TR EN

Dil Seçin

Ara

Her Hücremizde Çevreci Enerji Santralleri mi Var?

Her Hücremizde Çevreci Enerji Santralleri mi Var?

Mitokondriler besin maddeleri ve oksijenden enerji üretirler. Enerji üretirken çevreyi yani hücreyi hiçbir şekilde kirletmez, sessiz sedasız çalışırlar.

İnsanoğlunun yaşamı için mutlaka enerjiye ihtiyaç vardır. Tarih boyunca bunu çeşitli şekillerde elde etmiş ve kullanmıştır. Dünya nüfusu bugün için 7.5 milyar oldu. Her 3 kişiyi bir aile olarak hesaplarsak 2.5 milyar hane olur. Bu hanelerin ve şehirlerin enerji ihtiyacı ülkelere göre çeşitli yollardan karşılanmaktadır. Bu işler için termik, hidroelektrik ve nükleer santrallerin dışında son yıllarda alternatif bazı yollar da kullanılmaya başlanmıştır. Güneş, rüzgar, jeotermal ve doğalgaz gibi kaynaklarla da enerji üretimi yapılmaktadır. Çevreyi kirleten enerjiden, yenilenebilir enerjiye doğru bir değişim yaşanmaktadır.

Bir insan vücudunda 100 trilyon hücre vardır. Mitokondri, isimli bir organel hemen bütün hücrelerin sitoplazmasında bulunur, sadece kırmızı küre, bakteri ve yeşil alglerde bulunmaz. Mitokondriler besin maddeleri ve oksijenden enerji üretirler. Enerji üretirken çevreyi yani hücreyi hiçbir şekilde kirletmez, sessiz sedasız çalışırlar. Bilim ve teknoloji o kadar ilerlemesine rağmen insanoğlunun yaptığı elektrik santralleri, hücre içindeki bu kimyasal santrallerin seviyesine henüz ulaşamamıştır. İnsan içinde çalıştırılan bu santrallerin varlığından bile haberdar değildir. Hücre içindeki sayıları ise, o hücrenin enerji ihtiyacı ile doğru orantılıdır. Bir hücrede birkaç yüz mitokondri bulunabileceği gibi birkaç bin tane de bulunabilir. Bu organellerin büyüklüğü ve şekli de değişkenlik gösterir.

Hücre çekirdeğindeki genetik materyalden ayrı kendine özel genetik bir sistemi vardır ki, buna mitokondrial DNA (mtDNA) denir, anneden gelir, bu yüzden “Havva geni” diye de isimlendirilir. 37 gen içerir, ancak genlerin 1/10.000’i sperm kaynaklıdır. Bakteriler gibi enine ve boyuna bölünerek çoğalırlar. Her yaratılmışın olduğu gibi, mitokondrinin de belirli bir yaşam süresi vardır. Örneğin karaciğer hücrelerindeki mitokondrilerin ortalama yaşam süresi 10 gündür. Bu sürenin sonunda mitokondriler ortadan kaldırılıp temizlenir.

Hücre içinde 3 yoldan enerji üretilir ama en etkin üretim mitokondilerde yapılır. Bu kimyasal enerji paketinin adı ATP’dir (adenozin trifosfat). Sentezlenen ATP’ler kullanılmak üzere mitokondri dışına gönderilir ve yerine ATP sentezinde kullanılan ADP (adenozin difosfat) ve Pi (inorganik fosfat) alınır. Ne zaman ihtiyaç varsa o zaman ve yeteri kadar ATP sentezlenir, depo edilmez. Mitokondriler toplam ATP üretiminin %95’inden sorumludur. 
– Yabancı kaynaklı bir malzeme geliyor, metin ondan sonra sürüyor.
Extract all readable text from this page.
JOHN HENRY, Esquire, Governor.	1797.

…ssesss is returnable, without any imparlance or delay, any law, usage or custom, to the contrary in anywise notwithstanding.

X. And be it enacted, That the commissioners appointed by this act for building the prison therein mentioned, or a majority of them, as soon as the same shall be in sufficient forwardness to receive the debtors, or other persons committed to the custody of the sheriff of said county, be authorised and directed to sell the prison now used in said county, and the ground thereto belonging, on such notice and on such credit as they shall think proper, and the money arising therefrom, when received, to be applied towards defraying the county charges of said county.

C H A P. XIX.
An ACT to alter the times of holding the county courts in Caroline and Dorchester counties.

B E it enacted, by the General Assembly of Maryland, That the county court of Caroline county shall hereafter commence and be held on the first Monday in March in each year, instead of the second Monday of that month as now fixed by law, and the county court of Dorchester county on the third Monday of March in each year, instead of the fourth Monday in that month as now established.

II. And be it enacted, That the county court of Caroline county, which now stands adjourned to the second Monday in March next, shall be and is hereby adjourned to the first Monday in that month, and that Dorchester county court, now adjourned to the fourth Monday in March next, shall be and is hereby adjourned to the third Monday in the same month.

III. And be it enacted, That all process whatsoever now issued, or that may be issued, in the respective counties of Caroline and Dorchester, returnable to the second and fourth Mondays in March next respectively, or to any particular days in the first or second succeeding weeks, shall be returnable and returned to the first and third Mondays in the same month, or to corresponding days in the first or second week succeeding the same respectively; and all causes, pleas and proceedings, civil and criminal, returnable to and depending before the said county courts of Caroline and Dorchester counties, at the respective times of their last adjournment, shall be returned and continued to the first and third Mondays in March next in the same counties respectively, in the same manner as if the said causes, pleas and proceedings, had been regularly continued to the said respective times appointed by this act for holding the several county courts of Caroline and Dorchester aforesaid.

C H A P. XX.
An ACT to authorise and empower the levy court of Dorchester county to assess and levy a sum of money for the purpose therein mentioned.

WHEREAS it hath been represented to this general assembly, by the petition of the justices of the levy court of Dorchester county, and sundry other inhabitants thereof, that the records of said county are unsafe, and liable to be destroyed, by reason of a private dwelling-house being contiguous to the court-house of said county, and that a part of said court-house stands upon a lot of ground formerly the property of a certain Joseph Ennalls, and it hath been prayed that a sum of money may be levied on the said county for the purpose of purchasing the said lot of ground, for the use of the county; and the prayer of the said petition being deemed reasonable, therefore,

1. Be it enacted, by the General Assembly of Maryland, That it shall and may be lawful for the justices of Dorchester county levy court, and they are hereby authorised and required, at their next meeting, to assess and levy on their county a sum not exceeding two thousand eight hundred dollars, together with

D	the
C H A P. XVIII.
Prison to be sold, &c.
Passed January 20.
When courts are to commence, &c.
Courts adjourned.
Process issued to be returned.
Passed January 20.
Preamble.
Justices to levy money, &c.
Mitokondri hakkında bugün pek çok şey biliyoruz, ancak bir o kadar da bilinmeyenleri var. Mitokondrilerin kendisi küçük hem de çok küçük, ama yaptığı işler büyük hem de çok büyüktür diyebiliriz. Nasıl ki, bir asker bir emirle nasıl bir taburu, bir orduyu harekete geçirebilir; çünkü o asker gücünü kendinden değil orduya mensubiyetten alır. Aynen bunun gibi, mitokondrilerin yaptıkları bu harika işler, kendi güçlerinden değil, başka bir gücün memuru olduklarını düşündürüyor. 

Peki kimin memuru?...

Hücrenin sahibi, bedenin sahibi ve bütün varlıkların, kâinatın sahibi kim ise, mitokondri de onun memuru, askeri olabilir. Akılsız, şuursuz birer yapı olan mitokondriler bu işleri yoksa nasıl yapabilirler?..

Akıl ve mantık başka bir izah bulabiliyor mu?